Experts are divided on what will happen to Bitcoin and stablecoins if the United States defaults on its debt. Some believe that Bitcoin could see a surge in demand as investors seek a safe haven asset, while others believe that the turmoil in the financial markets could lead to a sell-off in all assets, including Bitcoin.
Stablecoins are a type of cryptocurrency that is designed to maintain a stable value, typically by being backed by a reserve asset such as the U.S. dollar. If the U.S. defaults on its debt, it could lead to a loss of confidence in the dollar, which could in turn lead to a decline in the value of stablecoins.
However, it is important to note that Bitcoin and stablecoins are still relatively new assets, and there is no guarantee of how they will react in the event of a U.S. debt default. Ultimately, the impact on these assets will depend on a number of factors, including the severity of the default and the overall state of the financial markets.

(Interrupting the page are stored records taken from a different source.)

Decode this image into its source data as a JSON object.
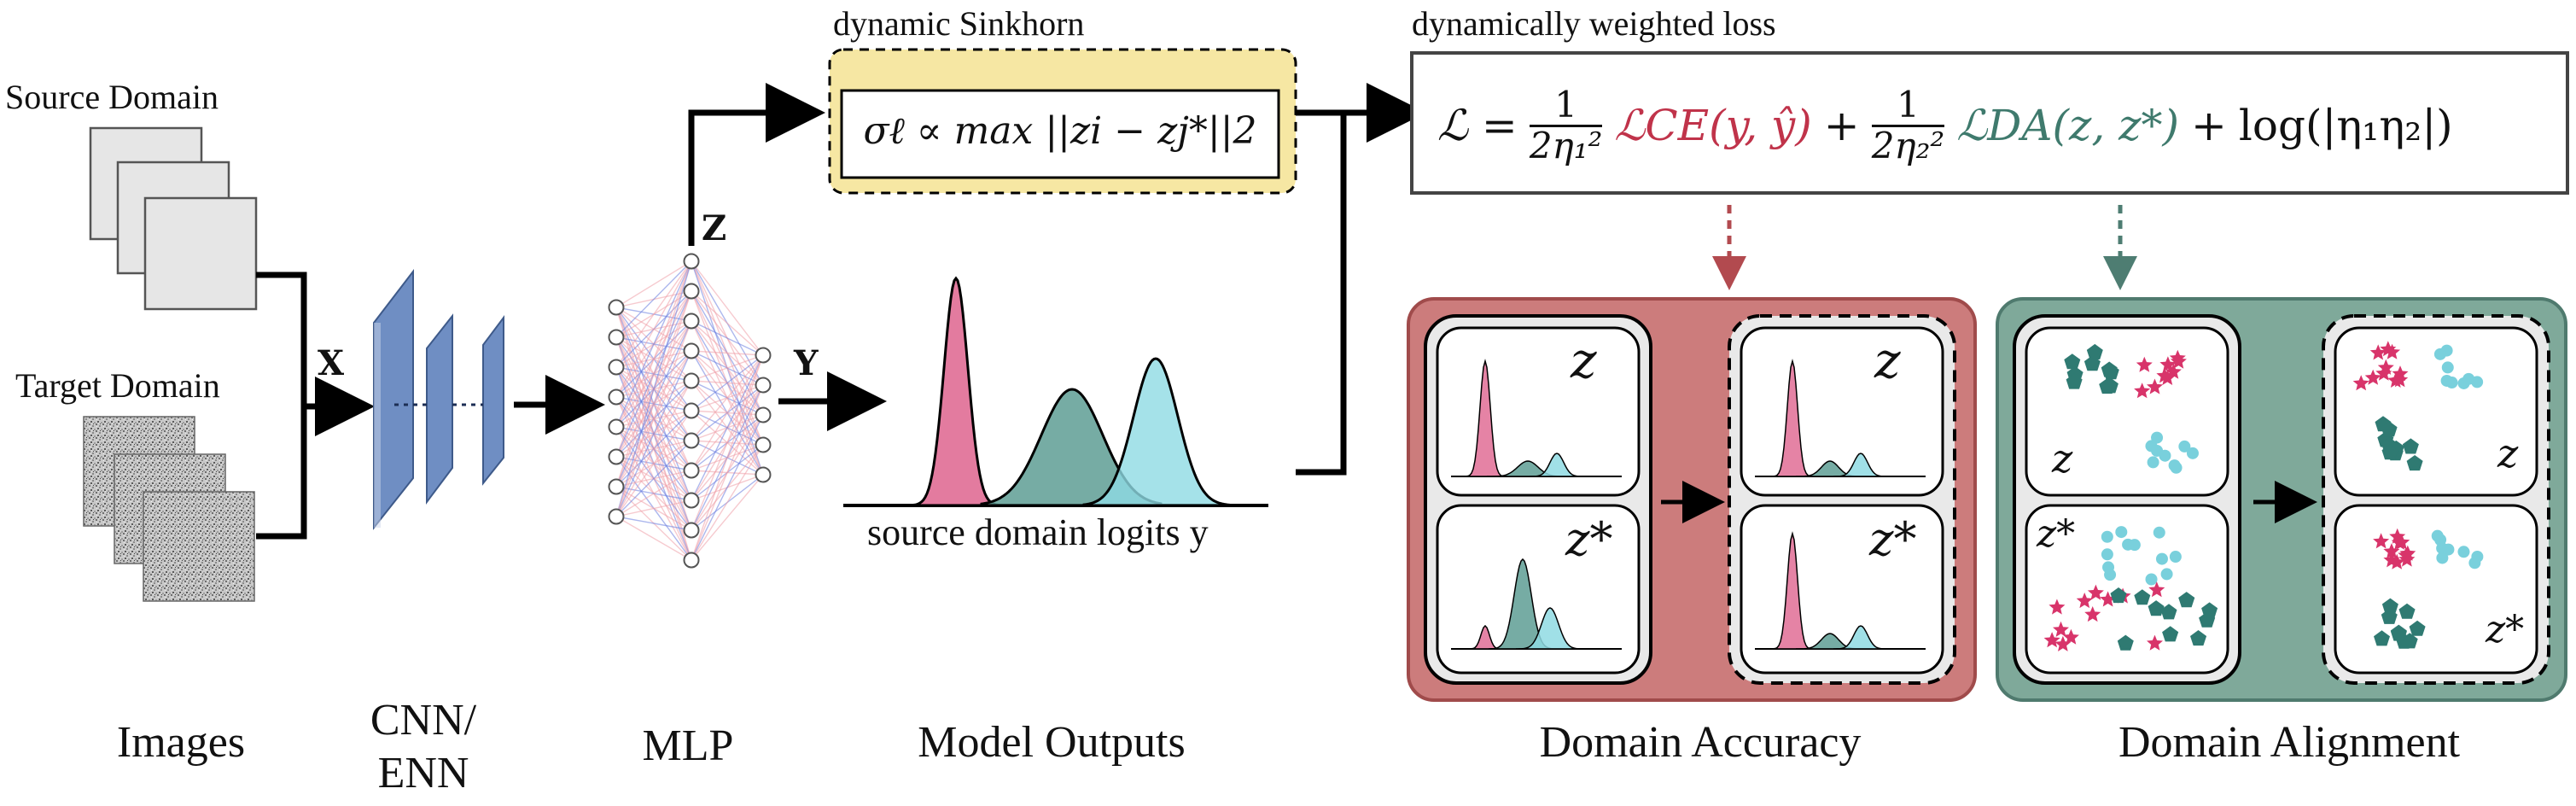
{
  "labels": {
    "source_domain": "Source Domain",
    "target_domain": "Target Domain",
    "x": "X",
    "z": "Z",
    "y": "Y",
    "dynamic_sinkhorn": "dynamic Sinkhorn",
    "sinkhorn_formula": "σℓ ∝ max ||zi − zj*||2",
    "weighted_loss": "dynamically weighted loss",
    "logits_caption": "source domain logits y",
    "z_label": "z",
    "zstar_label": "z*"
  },
  "loss": {
    "lhs": "ℒ =",
    "t1_num": "1",
    "t1_den": "2η₁²",
    "t1_term": "ℒCE(y, ŷ)",
    "plus1": "+",
    "t2_num": "1",
    "t2_den": "2η₂²",
    "t2_term": "ℒDA(z, z*)",
    "plus2": "+",
    "t3": "log(|η₁η₂|)"
  },
  "bottom": {
    "images": "Images",
    "cnn_line1": "CNN/",
    "cnn_line2": "ENN",
    "mlp": "MLP",
    "model_outputs": "Model Outputs",
    "domain_accuracy": "Domain Accuracy",
    "domain_alignment": "Domain Alignment"
  },
  "colors": {
    "pink": "#e06d95",
    "teal": "#5e9d94",
    "cyan": "#8fdbe3",
    "sinkhorn_fill": "#f6e7a3",
    "accuracy_panel": "#cc7c7c",
    "alignment_panel": "#7fa99a",
    "ce_red": "#c0334a",
    "da_teal": "#3f7a6d"
  }
}
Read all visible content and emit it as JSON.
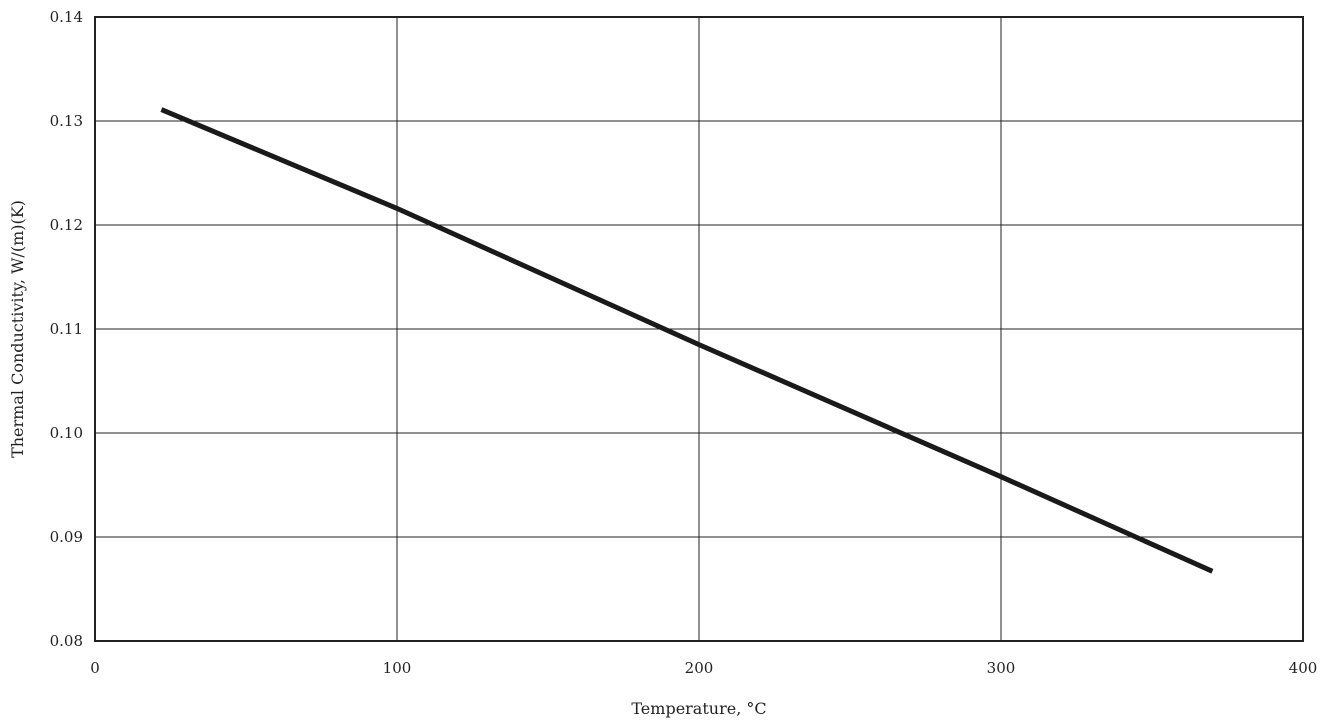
{
  "chart_data": {
    "type": "line",
    "xlabel": "Temperature, °C",
    "ylabel": "Thermal Conductivity, W/(m)(K)",
    "xlim": [
      0,
      400
    ],
    "ylim": [
      0.08,
      0.14
    ],
    "x_ticks": [
      0,
      100,
      200,
      300,
      400
    ],
    "y_ticks": [
      0.08,
      0.09,
      0.1,
      0.11,
      0.12,
      0.13,
      0.14
    ],
    "x_tick_labels": [
      "0",
      "100",
      "200",
      "300",
      "400"
    ],
    "y_tick_labels": [
      "0.08",
      "0.09",
      "0.10",
      "0.11",
      "0.12",
      "0.13",
      "0.14"
    ],
    "grid": true,
    "legend": "none",
    "series": [
      {
        "x": [
          22,
          100,
          200,
          300,
          370
        ],
        "y": [
          0.1311,
          0.1216,
          0.1085,
          0.0958,
          0.0867
        ]
      }
    ],
    "colors": {
      "line": "#1a1a1a",
      "grid": "#222222",
      "text": "#222222"
    }
  }
}
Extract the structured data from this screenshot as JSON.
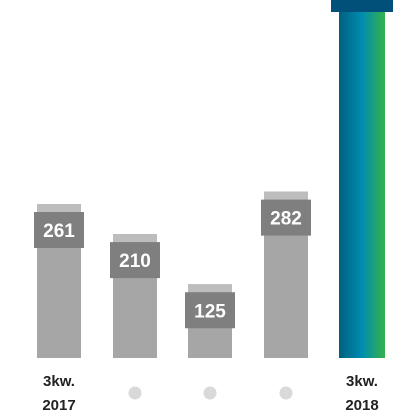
{
  "chart_data": {
    "type": "bar",
    "categories": [
      "3kw. 2017",
      "",
      "",
      "",
      "3kw. 2018"
    ],
    "category_lines": [
      [
        "3kw.",
        "2017"
      ],
      [],
      [],
      [],
      [
        "3kw.",
        "2018"
      ]
    ],
    "values": [
      261,
      210,
      125,
      282,
      null
    ],
    "value_labels": [
      "261",
      "210",
      "125",
      "282",
      ""
    ],
    "title": "",
    "xlabel": "",
    "ylabel": "",
    "grid": false,
    "legend": "none",
    "highlight_index": 4,
    "colors": {
      "bar": "#a6a6a6",
      "bar_top": "#bdbdbd",
      "label_box": "#7f7f7f",
      "label_text": "#ffffff",
      "dot": "#d9d9d9",
      "highlight_start": "#00607f",
      "highlight_mid": "#008db0",
      "highlight_end": "#36b24a",
      "highlight_cap": "#00507a",
      "category_text": "#222222"
    }
  }
}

Here are some of the predictions made by experts:
- Geoff Kendrick, head of digital assets research at Standard Chartered, believes that a U.S. default could cause Bitcoin to jump by about $20,000, an increase of nearly 70% from current levels.
- Jeremy Allaire, CEO of Circle, the issuer of USD Coin, says that his company has adjusted the mix of reserves backing its USD Coin to favor short-dated U.S. Treasuries so it can avoid getting caught up in a potential U.S. debt default.
- Tether Holdings, the operator of the largest stablecoin, Tether, has reported that it increased its holdings of U.S. Treasuries in March.
It is important to note that these are just predictions, and the actual impact of a U.S. debt default on Bitcoin and stablecoins is impossible to say for sure.